無痛分娩は無痛ではない

現在の無痛分娩でもっとも一般的な方法が「硬膜外無痛分娩」ある。陣痛の痛みは、子宮から背骨の中にある脊髄という神経の束を通じて脳に伝わる(図表1)。よって、脊髄を取り囲む硬膜という膜の外側の狭い空間(硬膜外腔)に細いチューブを留置し、そこから麻酔薬を投与することで脊髄神経に麻酔をかけて、脳への痛みの伝達をブロックすることで陣痛や下半身の痛みを軽減する(図表2)。

【図表】硬膜外鎮痛とは
日本産科麻酔科学会公式HP

硬膜外麻酔そのものは胃切除や肺切除などの手術でも用いられるポピュラーな手法だが、患者は寝ているだけの手術とは違って、無痛分娩においては妊婦が分娩台で陣痛に合わせていきむ(下腹部に力を入れて踏ん張る)必要がある。

よって、麻酔薬は一般手術よりは薄く、足腰が動き、わずかに陣痛を感じられる程度に調整することが望ましい。また、陣痛が始まって周期的で本格的な陣痛になってから硬膜外カテーテルを入れるケースが多い。

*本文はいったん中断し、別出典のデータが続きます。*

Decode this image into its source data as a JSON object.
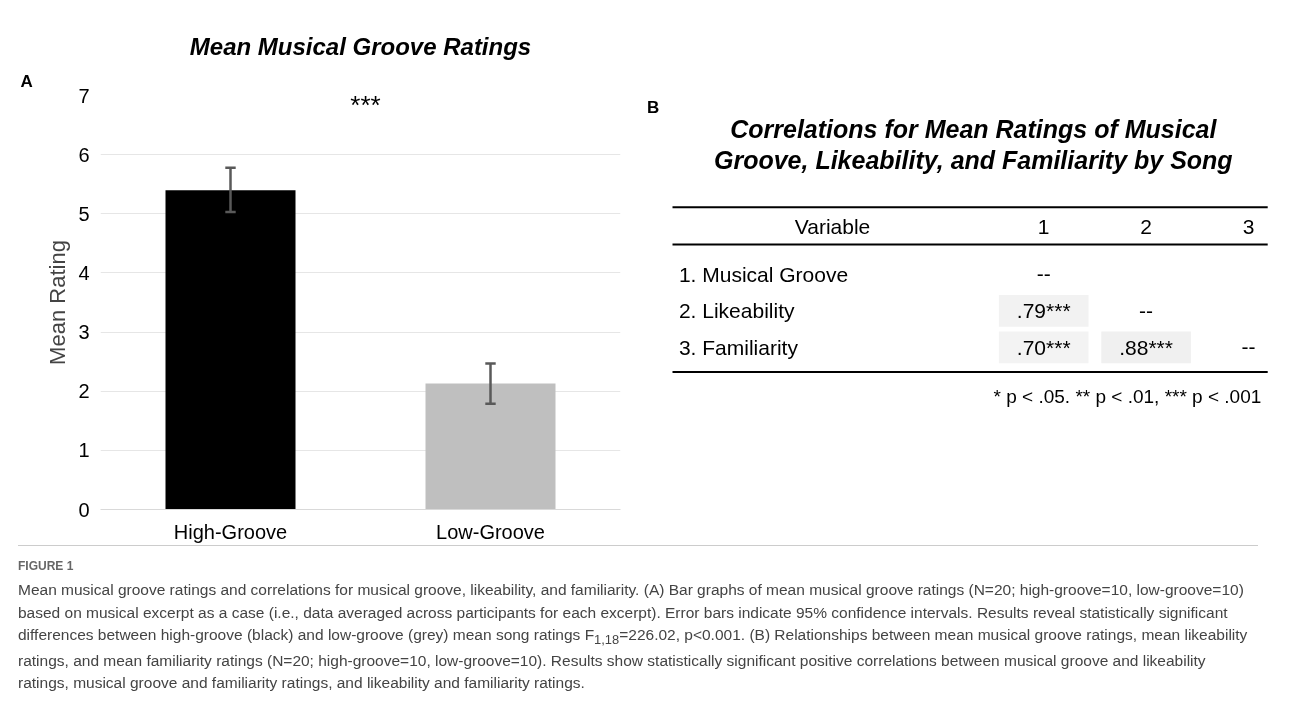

無痛分娩と呼ぶものの「完全に無痛」ではなく「和痛分娩」と説明している病院も多い。2008年のドラマ「風のガーデン」では、中井貴一が演じる末期がんの麻酔科医が、がんの痛みを硬膜外麻酔で抑えながら娘の結婚式でバージンロードを歩く場面があるが、この麻酔テクニックに近い。